As Britain builds towards the 350th anniversary of the Great Fire of London, The Royal Mint has struck precious metal variants of the £2 coin that marks the occasion, following on from the earlier issue of the Brilliant Uncirculated (BU) coin.
The Great Fire of London £2 coin captures the moment 350 years ago when devastation hit London and its inhabitants were forced to “leave all to the fire.” This dramatic event brought about destruction that would go on to shape the iconic skyline of the London we know today.
Anne Jessopp, Royal Mint’s director of commemorative coin, said: “The Royal Mint was based in the Tower of London at the time, and provided a safe haven when the Great Fire took hold, so it is fitting that we are to commemorate this famous event in British history with the creation of The Great Fire of London £2 coin. We are particularly proud that the honour of designing this coin has been won by Royal Mint designer, Aaron West.”
The coin design, by Royal Mint designer Aaron West, carries the fifth portrait of Her Majesty The Queen on its obverse. The coins, already available in BU editions, are now to be struck in limited edition presentation gold Proof (800 coins); silver Proof (7,500 coins); and silver Proof piedfort (3,500 coins) editions. The public can expect to see the circulating version of the design appear in their pocket change later this year.

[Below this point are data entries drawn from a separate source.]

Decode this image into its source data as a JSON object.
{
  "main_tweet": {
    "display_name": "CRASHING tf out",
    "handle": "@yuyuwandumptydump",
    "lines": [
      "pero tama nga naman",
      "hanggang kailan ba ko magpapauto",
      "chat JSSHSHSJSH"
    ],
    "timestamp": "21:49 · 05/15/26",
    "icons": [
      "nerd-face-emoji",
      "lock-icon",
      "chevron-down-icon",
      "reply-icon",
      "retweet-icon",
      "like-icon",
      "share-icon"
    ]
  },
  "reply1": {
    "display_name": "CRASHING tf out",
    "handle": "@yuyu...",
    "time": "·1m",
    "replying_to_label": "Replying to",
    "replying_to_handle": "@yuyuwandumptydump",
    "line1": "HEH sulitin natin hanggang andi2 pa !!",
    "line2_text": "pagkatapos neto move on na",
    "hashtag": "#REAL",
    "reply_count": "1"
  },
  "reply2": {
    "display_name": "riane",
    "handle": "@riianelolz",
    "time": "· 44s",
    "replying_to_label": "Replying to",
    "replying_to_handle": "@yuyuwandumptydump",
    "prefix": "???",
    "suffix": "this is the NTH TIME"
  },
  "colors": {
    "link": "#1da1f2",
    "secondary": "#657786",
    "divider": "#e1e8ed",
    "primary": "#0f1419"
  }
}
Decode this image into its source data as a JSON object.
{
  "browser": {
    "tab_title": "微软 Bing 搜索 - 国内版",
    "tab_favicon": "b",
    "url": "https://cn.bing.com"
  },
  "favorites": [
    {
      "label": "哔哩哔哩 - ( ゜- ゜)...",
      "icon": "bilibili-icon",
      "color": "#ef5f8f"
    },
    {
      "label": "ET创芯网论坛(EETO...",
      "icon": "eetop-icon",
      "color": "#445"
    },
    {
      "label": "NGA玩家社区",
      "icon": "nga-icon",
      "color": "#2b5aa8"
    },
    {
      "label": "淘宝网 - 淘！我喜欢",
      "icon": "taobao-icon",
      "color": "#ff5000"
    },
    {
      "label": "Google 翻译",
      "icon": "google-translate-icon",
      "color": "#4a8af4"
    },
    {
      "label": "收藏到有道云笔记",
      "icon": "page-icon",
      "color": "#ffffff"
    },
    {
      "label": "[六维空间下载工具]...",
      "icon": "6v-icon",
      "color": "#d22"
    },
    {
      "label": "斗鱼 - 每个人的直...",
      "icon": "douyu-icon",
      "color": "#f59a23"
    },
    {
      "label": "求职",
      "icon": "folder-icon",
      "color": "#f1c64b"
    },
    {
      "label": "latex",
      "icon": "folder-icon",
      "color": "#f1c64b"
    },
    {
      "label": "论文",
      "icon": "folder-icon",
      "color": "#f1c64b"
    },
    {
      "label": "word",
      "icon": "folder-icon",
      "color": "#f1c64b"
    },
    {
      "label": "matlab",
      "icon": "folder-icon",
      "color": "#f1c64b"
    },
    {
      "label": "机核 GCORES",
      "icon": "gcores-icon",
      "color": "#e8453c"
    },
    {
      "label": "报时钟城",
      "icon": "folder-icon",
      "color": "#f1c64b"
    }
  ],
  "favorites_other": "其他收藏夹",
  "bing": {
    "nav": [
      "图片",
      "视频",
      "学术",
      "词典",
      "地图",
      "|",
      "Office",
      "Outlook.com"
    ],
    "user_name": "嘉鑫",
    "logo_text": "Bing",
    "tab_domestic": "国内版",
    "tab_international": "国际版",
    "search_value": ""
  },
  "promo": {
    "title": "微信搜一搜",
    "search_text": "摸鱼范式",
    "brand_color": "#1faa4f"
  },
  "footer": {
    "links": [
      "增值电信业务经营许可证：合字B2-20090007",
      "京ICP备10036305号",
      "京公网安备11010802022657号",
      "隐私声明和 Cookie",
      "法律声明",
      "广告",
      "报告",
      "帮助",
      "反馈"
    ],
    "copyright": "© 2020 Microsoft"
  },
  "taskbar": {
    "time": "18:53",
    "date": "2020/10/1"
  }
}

Aaron West is a member of The Royal Mint’s design studio. After achieving a degree in Graphic Design, West worked in retail advertising, graphic design and teaching before taking up a career at The Royal Mint. This is his first commemorative U.K. coin design.
For this commemorative reverse, West has captured the devastating scenes of the time from the perspective of one of the Londoners seeking sanctuary on the Thames.
“I knew that researching the Great Fire of London wouldn’t be problematic as there is so much research material and literature on the subject. It’s such a well-known story,” he said. “I began with the skyline of London, looking at the modern and old to create the design’s central point. The whole scene is viewed as if from one of these boats, gazing back at the chaos on the shore.”